Building blocks of amorphous ${\mathrm{Ge}}_2{\mathrm{Sb}}_2{\mathrm{Te}}_5$

The structural changes during the phase change between the amorphous and crystalline phase in ${\mathrm{Ge}}_2{\mathrm{Sb}}_2{\mathrm{Te}}_5$ have been the subject of intense study due to the importance of ${\mathrm{Ge}}_2{\mathrm{Sb}}_2{\mathrm{Te}}_5$ in phase change memory devices. In our study, the energetics of the transition between the crystalline and the amorphous phase of ${\mathrm{Ge}}_2{\mathrm{Sb}}_2{\mathrm{Te}}_5$ is explored using density functional theory (DFT) calculations, electron diffraction, and reverse Monte Carlo model refinement. No energy barrier was found between the crystalline and the previously suggested amorphous structure of ${\mathrm{Ge}}_2{\mathrm{Sb}}_2{\mathrm{Te}}_5$. Further DFT calculations have led to a different building block of the amorphous structure, which is shown to agree with the experimental reduced density function determined from electron diffraction experiments and previously reported extended x-ray absorption fine structure measurements.

Figure 1

(Color online) One layer of the crystalline phase of GST (a) before and (b) after relaxation. Ge atoms are shown in red (smallest), Te in yellow (largest), and Sb in blue. The arrangement of vacancies is as in Ref. 5. Angles and distances between atoms are given in the figures.

Figure 2

(Color online) Atomic configurations before and after the flip.
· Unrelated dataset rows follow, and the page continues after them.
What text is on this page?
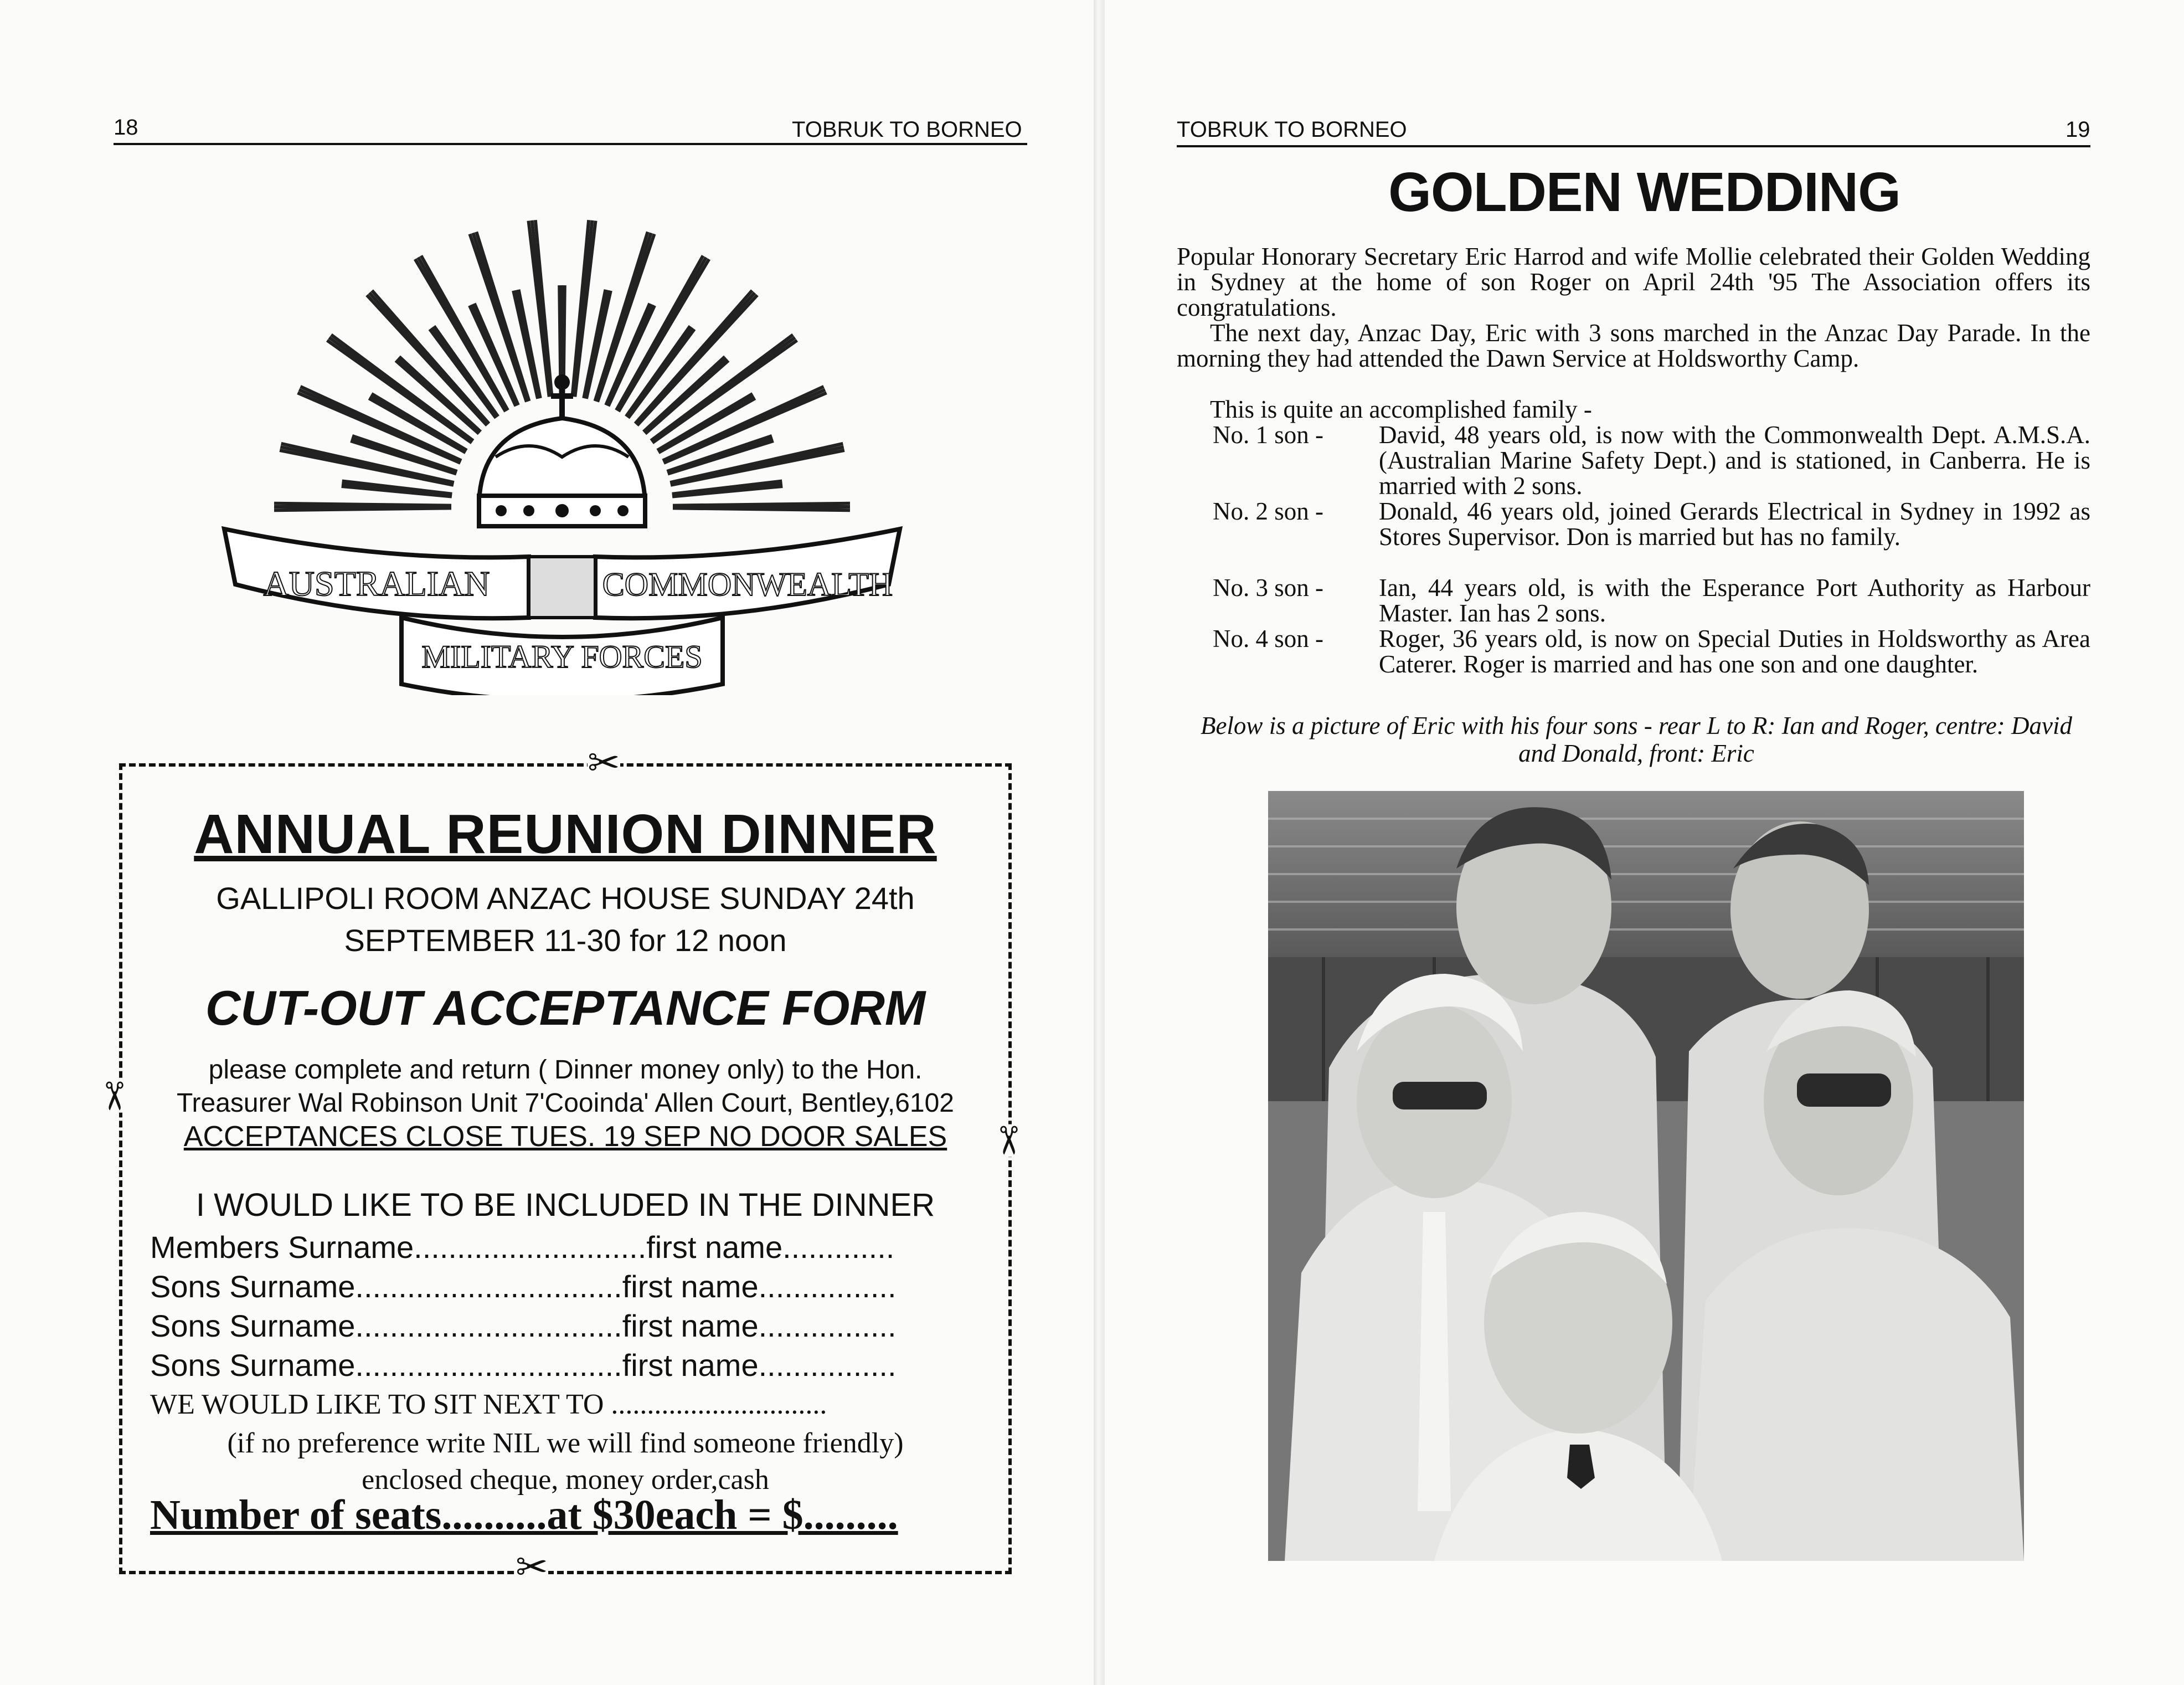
18	TOBRUK TO BORNEO
AUSTRALIAN	COMMONWEALTH
MILITARY FORCES
✂
✂
✂
✂
ANNUAL REUNION DINNER
GALLIPOLI ROOM ANZAC HOUSE SUNDAY 24th SEPTEMBER 11-30 for 12 noon
CUT-OUT ACCEPTANCE FORM
please complete and return ( Dinner money only) to the Hon. Treasurer Wal Robinson Unit 7'Cooinda' Allen Court, Bentley,6102
ACCEPTANCES CLOSE TUES. 19 SEP NO DOOR SALES
I WOULD LIKE TO BE INCLUDED IN THE DINNER
Members Surname...........................first name.............
Sons Surname...............................first name................
Sons Surname...............................first name................
Sons Surname...............................first name................
WE WOULD LIKE TO SIT NEXT TO ..............................
(if no preference write NIL we will find someone friendly)
enclosed cheque, money order,cash
Number of seats..........at $30each = $.........
TOBRUK TO BORNEO	19
GOLDEN WEDDING
Popular Honorary Secretary Eric Harrod and wife Mollie celebrated their Golden Wedding in Sydney at the home of son Roger on April 24th '95 The Association offers its congratulations.
The next day, Anzac Day, Eric with 3 sons marched in the Anzac Day Parade. In the morning they had attended the Dawn Service at Holdsworthy Camp.
This is quite an accomplished family -
No. 1 son - David, 48 years old, is now with the Commonwealth Dept. A.M.S.A. (Australian Marine Safety Dept.) and is stationed, in Canberra. He is married with 2 sons.
No. 2 son - Donald, 46 years old, joined Gerards Electrical in Sydney in 1992 as Stores Supervisor. Don is married but has no family.
No. 3 son - Ian, 44 years old, is with the Esperance Port Authority as Harbour Master. Ian has 2 sons.
No. 4 son - Roger, 36 years old, is now on Special Duties in Holdsworthy as Area Caterer. Roger is married and has one son and one daughter.
Below is a picture of Eric with his four sons - rear L to R: Ian and Roger, centre: David and Donald, front: Eric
One unit cell of the atomic arrangement before and after the flip for [(a) and (b)] case 1 and [(c) and (d)] case 2 is shown. The red (short dark) arrows point at the Ge atom undergoing the flip. The yellow (long light with border) and blue (long light) arrows point at the Te and Sb nearest neighbor atoms, respectively, after the flip.

Figure 3

(Color online) Energies for the transitions shown in Figs. 2a, 2b, 2c, 2d. The energy difference between a “perfect” NaCl lattice and a lattice with a Ge atom moving along the path from a sixfold to a fourfold Te coordination is shown. The blue (upper) line shows case (1) [Figs. 2a, 2b] and the red (lower) line case (2) [Figs. 2c, 2d]. The vertical dashed line shows the “equilibrium” position of the flipped atom [position of the flipped Ge atom in Figs. 2b, 2d].

Figure 4

(Color online) RDF and building blocks of the amorphous phase. (a) shows the RDF acquired experimentally from a GST thin film (black line) of the unrefined distorted ring model (dashed line) and of the model after reverse Monte Carlo refinement (dotted line). The positions of the Ge-Te, Sb-Te, and Te-Te nearest neighbor distances determined using EXAFS in Ref. 5 are shown (+), as well as the distances as they would be in a perfect NaCl-type crystal with $a=6.03\mathrm{\AA }$ (vertical, dashed lines). (b) shows the ring obtained after relaxing the atoms around a vacancy without any surrounding environment [Ge, red (smallest); Te, yellow (largest); Sb, blue] and (c) shows a layer of the distorted ring model before (strong colors) and after (weak colors) refinement.